Marine ecologist with the National Parks Authority Ruleo Camacho made the announcement in his latest monthly update on the unsightly algae which is carried by currents and often washes up on local beaches.

Despite his predictions, the exact impact on Antigua and Barbuda, Camacho explained, will depend on this summer’s weather patterns. 

“It’s looking like it’s going to be a tough summer but currently the good thing is, the brunt of the sargassum is actually to the south,” he told yesterday’s Observer AM show.

“I always feel a little bad when I have to say this but the southern Caribbean islands is going to have a beating right now … unless current shifts and starts pushing things north then we should be relatively okay but, again, because these stuff are driven by weather patterns and not by anything like they move or swim in a particular direction, it’s very much subject to change and that’s always been one of the hardest parts.

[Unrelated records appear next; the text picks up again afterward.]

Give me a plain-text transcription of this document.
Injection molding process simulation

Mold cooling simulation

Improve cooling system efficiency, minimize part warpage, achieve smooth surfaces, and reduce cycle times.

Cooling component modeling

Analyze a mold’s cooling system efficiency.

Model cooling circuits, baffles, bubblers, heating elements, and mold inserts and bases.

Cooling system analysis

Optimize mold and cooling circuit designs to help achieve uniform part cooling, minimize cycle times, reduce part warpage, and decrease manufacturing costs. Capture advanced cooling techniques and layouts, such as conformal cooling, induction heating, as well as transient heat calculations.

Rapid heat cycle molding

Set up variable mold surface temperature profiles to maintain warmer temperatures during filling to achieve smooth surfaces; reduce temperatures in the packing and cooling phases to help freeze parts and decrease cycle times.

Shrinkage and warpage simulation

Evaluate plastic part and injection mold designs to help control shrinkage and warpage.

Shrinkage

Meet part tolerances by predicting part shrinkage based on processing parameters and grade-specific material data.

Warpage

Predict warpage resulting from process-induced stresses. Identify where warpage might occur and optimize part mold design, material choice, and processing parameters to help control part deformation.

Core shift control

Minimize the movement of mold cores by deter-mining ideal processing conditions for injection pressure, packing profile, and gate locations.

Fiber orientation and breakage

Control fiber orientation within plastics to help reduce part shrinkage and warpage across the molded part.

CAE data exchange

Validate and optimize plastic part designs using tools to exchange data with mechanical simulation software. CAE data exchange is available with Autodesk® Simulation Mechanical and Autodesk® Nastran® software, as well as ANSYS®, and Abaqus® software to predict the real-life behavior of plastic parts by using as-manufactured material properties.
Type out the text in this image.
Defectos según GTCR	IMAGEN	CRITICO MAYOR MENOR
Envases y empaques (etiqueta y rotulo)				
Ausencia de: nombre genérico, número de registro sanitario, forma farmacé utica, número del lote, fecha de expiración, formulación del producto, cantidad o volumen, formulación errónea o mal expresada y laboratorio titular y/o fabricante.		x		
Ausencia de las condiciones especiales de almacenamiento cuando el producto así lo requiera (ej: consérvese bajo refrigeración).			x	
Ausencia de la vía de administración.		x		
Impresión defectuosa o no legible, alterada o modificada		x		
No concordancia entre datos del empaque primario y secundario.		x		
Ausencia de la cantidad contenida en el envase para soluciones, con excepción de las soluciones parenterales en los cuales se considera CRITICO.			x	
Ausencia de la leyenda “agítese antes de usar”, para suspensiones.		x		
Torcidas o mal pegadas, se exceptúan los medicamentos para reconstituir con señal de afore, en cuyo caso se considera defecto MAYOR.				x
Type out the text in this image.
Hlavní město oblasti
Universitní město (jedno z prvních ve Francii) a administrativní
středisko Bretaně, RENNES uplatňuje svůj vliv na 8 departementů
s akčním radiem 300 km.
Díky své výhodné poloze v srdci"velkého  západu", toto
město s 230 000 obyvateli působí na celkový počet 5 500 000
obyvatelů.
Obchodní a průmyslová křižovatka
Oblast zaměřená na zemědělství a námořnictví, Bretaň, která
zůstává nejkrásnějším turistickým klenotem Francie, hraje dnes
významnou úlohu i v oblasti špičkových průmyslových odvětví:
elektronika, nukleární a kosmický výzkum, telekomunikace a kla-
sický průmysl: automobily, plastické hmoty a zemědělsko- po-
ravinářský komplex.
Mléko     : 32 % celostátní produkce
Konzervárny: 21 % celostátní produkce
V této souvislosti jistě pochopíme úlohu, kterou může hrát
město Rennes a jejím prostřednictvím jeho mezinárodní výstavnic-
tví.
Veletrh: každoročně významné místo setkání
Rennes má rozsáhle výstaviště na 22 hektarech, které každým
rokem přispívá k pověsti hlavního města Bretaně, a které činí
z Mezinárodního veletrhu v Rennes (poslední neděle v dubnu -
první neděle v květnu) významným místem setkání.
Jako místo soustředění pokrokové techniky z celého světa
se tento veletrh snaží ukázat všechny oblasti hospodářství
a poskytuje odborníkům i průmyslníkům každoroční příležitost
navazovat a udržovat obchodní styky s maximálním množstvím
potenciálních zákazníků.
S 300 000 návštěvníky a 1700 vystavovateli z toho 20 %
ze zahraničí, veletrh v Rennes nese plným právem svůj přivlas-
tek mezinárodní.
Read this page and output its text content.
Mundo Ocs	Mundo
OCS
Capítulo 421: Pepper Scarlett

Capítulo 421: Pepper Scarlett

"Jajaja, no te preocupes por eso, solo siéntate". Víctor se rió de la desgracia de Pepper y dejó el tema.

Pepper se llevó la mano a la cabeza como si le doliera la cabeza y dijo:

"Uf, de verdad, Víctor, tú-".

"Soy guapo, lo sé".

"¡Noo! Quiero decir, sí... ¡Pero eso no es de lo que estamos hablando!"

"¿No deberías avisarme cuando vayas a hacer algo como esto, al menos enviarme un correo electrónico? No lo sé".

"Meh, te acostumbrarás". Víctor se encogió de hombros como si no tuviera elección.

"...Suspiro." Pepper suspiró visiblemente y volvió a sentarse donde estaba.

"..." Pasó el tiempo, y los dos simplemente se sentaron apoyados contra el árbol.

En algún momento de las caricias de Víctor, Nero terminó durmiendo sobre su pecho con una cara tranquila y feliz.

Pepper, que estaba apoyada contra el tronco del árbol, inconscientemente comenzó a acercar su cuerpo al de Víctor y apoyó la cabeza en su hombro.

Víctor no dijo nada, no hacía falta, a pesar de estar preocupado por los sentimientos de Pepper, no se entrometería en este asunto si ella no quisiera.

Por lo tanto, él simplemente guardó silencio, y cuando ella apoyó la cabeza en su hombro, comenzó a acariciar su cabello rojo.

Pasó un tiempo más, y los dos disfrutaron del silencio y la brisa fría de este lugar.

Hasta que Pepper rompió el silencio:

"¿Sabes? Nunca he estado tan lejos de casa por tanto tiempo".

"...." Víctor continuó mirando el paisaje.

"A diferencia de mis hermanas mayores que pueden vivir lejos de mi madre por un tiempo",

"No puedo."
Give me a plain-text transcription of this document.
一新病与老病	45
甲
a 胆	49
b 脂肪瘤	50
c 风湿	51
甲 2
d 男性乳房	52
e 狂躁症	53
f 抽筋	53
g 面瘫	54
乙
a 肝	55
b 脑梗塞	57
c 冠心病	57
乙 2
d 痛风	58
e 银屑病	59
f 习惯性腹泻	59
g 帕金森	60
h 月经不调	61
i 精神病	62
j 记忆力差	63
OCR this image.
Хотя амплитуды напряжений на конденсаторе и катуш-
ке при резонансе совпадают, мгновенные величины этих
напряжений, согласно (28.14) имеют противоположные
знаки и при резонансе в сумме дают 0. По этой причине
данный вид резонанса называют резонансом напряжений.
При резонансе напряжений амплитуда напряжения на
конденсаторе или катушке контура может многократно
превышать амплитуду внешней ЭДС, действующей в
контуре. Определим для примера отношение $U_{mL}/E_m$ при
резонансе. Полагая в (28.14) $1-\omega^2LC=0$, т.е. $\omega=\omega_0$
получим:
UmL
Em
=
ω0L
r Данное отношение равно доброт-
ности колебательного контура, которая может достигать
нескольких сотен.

“But based on what we are seeing this month in comparison to other months … it looks like we are going to have something comparable to last year,” Camacho explained.

Several Caribbean countries including Antigua and Barbuda have been dealing with the sargassum problem, which poses both economic and ecological challenges, for more than a decade.

In 2018 Antigua and Barbuda recorded its worst year to date resulting in several hotels being forced to close due to piles of the stinking seaweed amassing on beaches. Conditions have however improved in the last couple of years, with a significant decrease in 2021.

Camacho said concerns are currently heightened due to the potential impact on marine life, as large blankets of the algae not only trap sea creatures but can also affect turtles’ nests.

“We are also starting to get into turtle nesting season. Sargassum quantities on the beach can have severe effects on turtles, not only trapping them but there’s been some pictures in past years where turtles get caught.

“It can affect the ratio of males to females within the nest because it changes the internal sand temperature on the beach and the sex ratio of the turtle eggs,” Camacho explained.

“Also, if you have a large amount of sargassum coming over shallow water and it’s not getting enough flow or ocean current, it actually sucks oxygen out of the water and that can cause fish kills.

“So, I remember, I think a year or two ago up in Fitches Creek, people were reporting that there were dead eels and even last year, up in St James, I had to go up and do a report where we were seeing a lot of the creatures that lived within the sand columns were dying,” he said.

Such deaths in Antigua and Barbuda, Camacho said, however, are still fewer than the numbers seen in other Caribbean territories.

Camacho also explained that the seaweed does have some positive effects on the marine eco-system.

He said when sargassum is floating on the water it acts as habitat for many species.

“Baby turtles use it to shelter to protect themselves from predators. Some fish like mahi and tuna, they all feed under it because the juvenile fish see it as shelter and you know how the food web goes – and I can tell you when sargassum first started and we were having these big clumps, fishermen at first were having a positive view from them,” Camacho said.

“The problem is that we’ve had so much sargassum now that, over the last couple of years, the fishermen are saying that they cannot even fish properly.

“But from a purely ecological level when it’s on the water, it’s actually a positive net impact – absorbing carbon, providing safety, providing shelter and some species would even lay their eggs on it. It’s very positive,” he added.

Sargassum is a relatively new phenomenon and scientists are still trying to pinpoint its cause but Camacho said a principle theory is that it is due to climate change.

Some countries have come up with creative ways to remove the seaweed banks that wash ashore.

Last year, the Gaston Browne-led administration confirmed that harvesting by an unnamed entrepreneur was being done to transport the seaweed to a plant in Finland and turn it “into a useful product”.